XML 34 R13.htm IDEA: XBRL DOCUMENT v3.25.1
INVESTMENTS IN VARIABLE INTEREST ENTITIES
3 Months Ended
Mar. 31, 2025
Variable Interest Entities [Abstract]  
INVESTMENTS IN VARIABLE INTEREST ENTITIES INVESTMENTS IN VARIABLE INTEREST ENTITIES
The Company reviews its investments in other entities to determine whether the Company is the primary beneficiary of a VIE. The Company would be the primary beneficiary of the VIE, and would be required to consolidate the VIE, if it has the
power to direct the significant activities of the entity and the obligation to absorb losses or receive benefits from the entity that may be significant to the VIE. The Company's maximum loss exposure to VIEs, prior to the exercise of options to acquire the entities, is limited to its investment in the VIEs, which include equity investments, options to acquire, and promissory notes.

Consolidated VIEs

In February 2023, the Company acquired a majority equity interest in a medical technology company pursuant to a preferred stock purchase agreement, and amended and restated a previous option agreement to acquire the remaining equity interest. Edwards concluded that it is the primary beneficiary and consolidated the VIE. The total assets and liabilities of the Company's consolidated VIE were $247.1 million and $23.1 million, respectively, as of March 31, 2025, and were $252.3 million and $24.3 million, respectively, as of December 31, 2024. The assets of the VIE can only be used to settle obligations of the VIE and general creditors have no recourse to the Company.

Unconsolidated VIEs

Edwards has relationships with various VIEs that it does not consolidate as Edwards lacks the power to direct the activities that significantly impact the economic success of these entities.

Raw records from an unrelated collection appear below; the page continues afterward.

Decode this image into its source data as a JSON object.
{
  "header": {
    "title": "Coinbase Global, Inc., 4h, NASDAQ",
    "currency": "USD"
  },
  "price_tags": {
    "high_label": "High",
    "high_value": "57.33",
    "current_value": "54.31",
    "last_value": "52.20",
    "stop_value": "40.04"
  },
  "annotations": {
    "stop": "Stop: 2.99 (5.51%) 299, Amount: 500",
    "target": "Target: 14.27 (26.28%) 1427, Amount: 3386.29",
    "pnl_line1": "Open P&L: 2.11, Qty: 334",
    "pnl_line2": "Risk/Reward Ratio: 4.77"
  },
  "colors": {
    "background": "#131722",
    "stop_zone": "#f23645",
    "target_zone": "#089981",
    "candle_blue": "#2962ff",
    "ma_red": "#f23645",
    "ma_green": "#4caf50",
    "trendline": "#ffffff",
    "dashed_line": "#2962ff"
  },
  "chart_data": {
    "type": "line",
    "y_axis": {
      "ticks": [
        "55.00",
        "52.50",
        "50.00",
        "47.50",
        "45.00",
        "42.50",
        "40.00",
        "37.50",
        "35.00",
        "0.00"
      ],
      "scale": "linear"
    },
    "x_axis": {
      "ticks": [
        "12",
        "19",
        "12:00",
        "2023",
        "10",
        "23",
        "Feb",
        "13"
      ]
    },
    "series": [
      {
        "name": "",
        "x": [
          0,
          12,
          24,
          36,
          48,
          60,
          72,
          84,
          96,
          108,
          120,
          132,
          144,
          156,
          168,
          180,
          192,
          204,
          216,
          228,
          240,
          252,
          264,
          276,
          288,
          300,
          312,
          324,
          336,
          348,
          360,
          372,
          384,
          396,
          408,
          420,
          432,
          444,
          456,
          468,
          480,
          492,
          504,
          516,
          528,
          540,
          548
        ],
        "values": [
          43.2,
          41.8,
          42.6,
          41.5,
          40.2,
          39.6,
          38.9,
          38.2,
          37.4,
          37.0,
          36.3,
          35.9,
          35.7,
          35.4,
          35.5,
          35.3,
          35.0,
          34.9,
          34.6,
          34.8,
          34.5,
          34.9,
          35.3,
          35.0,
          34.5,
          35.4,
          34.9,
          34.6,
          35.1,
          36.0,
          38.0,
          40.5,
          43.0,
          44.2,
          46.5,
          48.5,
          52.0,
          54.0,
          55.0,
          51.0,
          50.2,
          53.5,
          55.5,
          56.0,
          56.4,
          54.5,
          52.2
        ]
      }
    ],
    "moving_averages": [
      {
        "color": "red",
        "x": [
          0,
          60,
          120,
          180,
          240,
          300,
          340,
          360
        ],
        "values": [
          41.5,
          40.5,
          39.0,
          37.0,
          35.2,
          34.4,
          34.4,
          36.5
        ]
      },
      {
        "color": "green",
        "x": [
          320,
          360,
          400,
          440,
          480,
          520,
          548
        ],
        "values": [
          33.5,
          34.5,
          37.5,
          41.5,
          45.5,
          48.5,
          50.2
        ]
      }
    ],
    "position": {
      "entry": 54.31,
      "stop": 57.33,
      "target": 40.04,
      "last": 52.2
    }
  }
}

In July 2024, the Company entered into an agreement and plan of merger to acquire JenaValve Technology, Inc.
("JenaValve"). Concurrently, the Company entered into a promissory note agreement to loan JenaValve up to
$75.0 million should the merger not close within 90 days, amongst certain other conditions. As of March 31, 2025 and December 31, 2024, the Company had advanced $30.0 million and $15.0 million, respectively, under the note agreement (included in Other Assets on the consolidated condensed balance sheets). In April 2025, the Company advanced an additional $7.5 million under the note agreement.

In April 2021, the Company entered into a promissory note agreement, a preferred stock purchase agreement, and an option agreement with a privately-held medical device company (the "Investee"). The secured promissory note provides for borrowings up to $45.0 million. As of both March 31, 2025 and December 31, 2024, the Company had (a) advanced a total of $45.0 million under the promissory note (included in Other Assets), (b) invested $42.8 million in the Investee's preferred equity securities (included in Long-term Investments) and (c) had paid $20.9 million for an option to acquire the Investee (included in Other Assets). In April 2025, the Company invested an additional $1.8 million in the Investee's preferred equity securities and $4.0 million for the option to acquire the Investee. Pursuant to the agreements, the Company may be required to invest up to an additional $1.2 million in the Investee's preferred equity securities and up to an additional $2.6 million for the option to acquire the Investee.